İnsanın toplumdaki rolünü iyi oynaması için ahlak gerekir. İnsana namazdan önce ahlak öğretilir. Eğitimde önce ahlaki değerler gözetilirse gerçek manada insan olma şuuru ortaya çıkar. Yetiştirmek istediğimiz neslin topluma faydalı bir insan olmasını istiyorsak önce ahlaki ve insani değerlerden başlamalıyız. Özür dilemek ve teşekkür etmek gibi iki önemli davranışı öğrenen çocuklar, karakterli bir insan olma yolunda büyük adımı atmış olurlar.
İman ağaç ise ahlak meyvesi, iman çeşme ise ahlak onun suyudur. Ahlaksız insan susuz çeşme gibidir. Şimdiki neslin sorunu ahlaki eğitimden yoksun kalmaktır. Ahlakı hayatımıza tam manasıyla alsak çocuklar hem daha mutlu olacak hem de toplum da ilerleme sağlayacaktır. Bu durumu lehimize çevirmek için sözde değil özde ahlaki değerleri eğitim sürecine dahil etmeliyiz. Dürüstlüğü, temizliği, nezaketi, merhameti öğrenen, bu şuurla yetişen çocukların topluma büyük menfaati dokunur.

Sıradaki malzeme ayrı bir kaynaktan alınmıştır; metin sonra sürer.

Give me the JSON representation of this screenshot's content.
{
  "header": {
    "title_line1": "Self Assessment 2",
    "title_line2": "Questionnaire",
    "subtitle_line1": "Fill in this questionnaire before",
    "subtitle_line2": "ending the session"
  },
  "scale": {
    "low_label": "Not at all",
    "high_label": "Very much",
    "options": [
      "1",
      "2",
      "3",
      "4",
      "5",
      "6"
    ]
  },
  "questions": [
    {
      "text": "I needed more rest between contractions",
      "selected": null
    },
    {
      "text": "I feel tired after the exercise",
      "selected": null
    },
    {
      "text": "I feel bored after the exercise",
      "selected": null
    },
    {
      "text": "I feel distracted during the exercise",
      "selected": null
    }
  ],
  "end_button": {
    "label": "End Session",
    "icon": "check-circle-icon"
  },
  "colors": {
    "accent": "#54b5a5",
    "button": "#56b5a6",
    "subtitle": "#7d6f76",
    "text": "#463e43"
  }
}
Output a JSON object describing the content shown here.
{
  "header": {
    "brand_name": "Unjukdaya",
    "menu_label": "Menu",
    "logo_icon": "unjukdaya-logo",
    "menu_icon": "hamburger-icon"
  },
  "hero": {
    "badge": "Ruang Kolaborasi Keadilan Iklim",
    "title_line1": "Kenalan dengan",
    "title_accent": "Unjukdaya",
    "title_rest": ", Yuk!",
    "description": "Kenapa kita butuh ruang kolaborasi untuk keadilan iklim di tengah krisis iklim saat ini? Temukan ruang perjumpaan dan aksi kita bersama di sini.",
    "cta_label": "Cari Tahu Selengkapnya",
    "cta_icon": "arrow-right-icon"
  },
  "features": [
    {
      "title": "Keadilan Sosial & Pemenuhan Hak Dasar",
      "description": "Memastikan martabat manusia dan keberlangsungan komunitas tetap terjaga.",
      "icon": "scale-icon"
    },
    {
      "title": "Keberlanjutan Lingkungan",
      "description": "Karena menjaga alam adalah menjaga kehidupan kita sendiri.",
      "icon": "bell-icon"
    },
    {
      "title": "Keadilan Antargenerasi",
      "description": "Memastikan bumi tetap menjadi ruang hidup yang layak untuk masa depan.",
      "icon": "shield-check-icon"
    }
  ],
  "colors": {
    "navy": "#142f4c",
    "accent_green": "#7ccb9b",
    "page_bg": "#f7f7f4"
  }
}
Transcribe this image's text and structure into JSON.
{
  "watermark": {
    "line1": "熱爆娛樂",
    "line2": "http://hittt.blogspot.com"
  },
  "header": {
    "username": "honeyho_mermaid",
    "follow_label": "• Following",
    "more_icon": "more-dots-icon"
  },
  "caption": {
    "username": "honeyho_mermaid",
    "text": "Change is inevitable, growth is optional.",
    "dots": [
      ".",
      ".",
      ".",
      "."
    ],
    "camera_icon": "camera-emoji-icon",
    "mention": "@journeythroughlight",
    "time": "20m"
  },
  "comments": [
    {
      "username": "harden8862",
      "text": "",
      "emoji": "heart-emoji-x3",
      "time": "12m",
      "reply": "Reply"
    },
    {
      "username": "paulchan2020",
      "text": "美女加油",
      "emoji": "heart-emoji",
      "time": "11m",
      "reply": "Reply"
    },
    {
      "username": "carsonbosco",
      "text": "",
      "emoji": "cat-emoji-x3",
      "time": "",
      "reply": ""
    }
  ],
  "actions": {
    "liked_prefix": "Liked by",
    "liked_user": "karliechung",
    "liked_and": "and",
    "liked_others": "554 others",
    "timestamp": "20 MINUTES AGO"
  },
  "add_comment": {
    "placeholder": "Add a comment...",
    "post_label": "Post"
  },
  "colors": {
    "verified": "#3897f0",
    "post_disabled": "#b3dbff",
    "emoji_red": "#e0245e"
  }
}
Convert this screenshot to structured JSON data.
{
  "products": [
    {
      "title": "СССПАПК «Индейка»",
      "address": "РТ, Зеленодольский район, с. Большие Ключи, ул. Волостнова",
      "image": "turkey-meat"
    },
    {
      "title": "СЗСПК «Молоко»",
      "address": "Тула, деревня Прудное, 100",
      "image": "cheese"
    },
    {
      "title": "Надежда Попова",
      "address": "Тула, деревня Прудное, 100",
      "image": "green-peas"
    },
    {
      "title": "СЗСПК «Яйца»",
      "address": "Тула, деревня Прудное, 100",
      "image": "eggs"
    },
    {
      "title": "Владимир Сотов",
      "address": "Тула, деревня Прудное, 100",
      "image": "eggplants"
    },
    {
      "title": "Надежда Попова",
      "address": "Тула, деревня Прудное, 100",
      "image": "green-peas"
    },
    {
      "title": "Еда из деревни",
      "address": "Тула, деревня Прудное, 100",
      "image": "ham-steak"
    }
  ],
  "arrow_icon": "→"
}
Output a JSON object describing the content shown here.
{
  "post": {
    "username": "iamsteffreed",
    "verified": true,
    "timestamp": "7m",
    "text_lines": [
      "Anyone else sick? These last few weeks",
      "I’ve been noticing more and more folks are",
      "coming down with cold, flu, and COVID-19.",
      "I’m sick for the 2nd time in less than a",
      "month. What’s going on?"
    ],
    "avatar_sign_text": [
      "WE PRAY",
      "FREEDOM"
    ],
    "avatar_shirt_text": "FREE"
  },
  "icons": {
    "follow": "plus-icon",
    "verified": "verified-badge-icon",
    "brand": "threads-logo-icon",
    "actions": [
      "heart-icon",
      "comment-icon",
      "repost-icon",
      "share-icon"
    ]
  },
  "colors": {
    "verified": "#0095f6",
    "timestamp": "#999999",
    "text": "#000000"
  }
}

İslami eğitim modelinin rasyonel şekilde uygulanmaya çalışıldığı dönemlerde çok iyi ilim adamları yetiştirilmiştir. Toplumda gelişimin en büyük dinamiği ahlaktır. Bunu gerçek manada kullandığımızda toplum büyük başarılar elde ediyor. İnançlı doktor, ahlaklı öğretmen, merhametli tabip, sağlam binalar yapan mimar, toplumun en büyük yarası da bu değil mi? Herkes işini doğru dürüst yapsa hiç sorun kalmayacak. Bunu eğitim sürecinde düzenleme imkânımız varken neden geri kalalım. Bir milletin yükselmesi için iman, hayat ve ahlakla bilenmiş eğitim modelini benimsemesi şart.
Huzurun gerçek kaynağı ahlaktır, ahlakı olmayan huzurlu olmaz. Yalan söyleyen, ahlaka aykırı davranışlar sergileyen insanlar, her zaman huzursuz olur. Bugün toplumun çektiği tüm sıkıntıların arka planında hep bu durum yatıyor. Peygamberimizin geldiği zamana bakacak olursak Asrı saadette bizlere örnek olacak model sergilemiştir.
İslamda vicdan eğitimi de çok önemlidir. Bugün dünyadaki savaşların arka planında bu eksiklik yatar. Merhamet üzerine olmayan yapı menfaat üzerine döner. O zaman fayda yerine zarar verir. Adalet, şefkat, merhamet, insaf, başkalarını düşünmek, dürüstlük gibi vicdani davranışlar topluma her zaman menfaat kazandırmıştır.
Ahlak toplumu aydınlatan bir güneş gibidir. Bu güneşin ışığı imandır. Ahlaki değerlerle ışıldayanlar dünyaya huzur ahirete sürur verir.
Dipnotlar
- Bediüzzaman Said Nursi, Mektubat, s.218.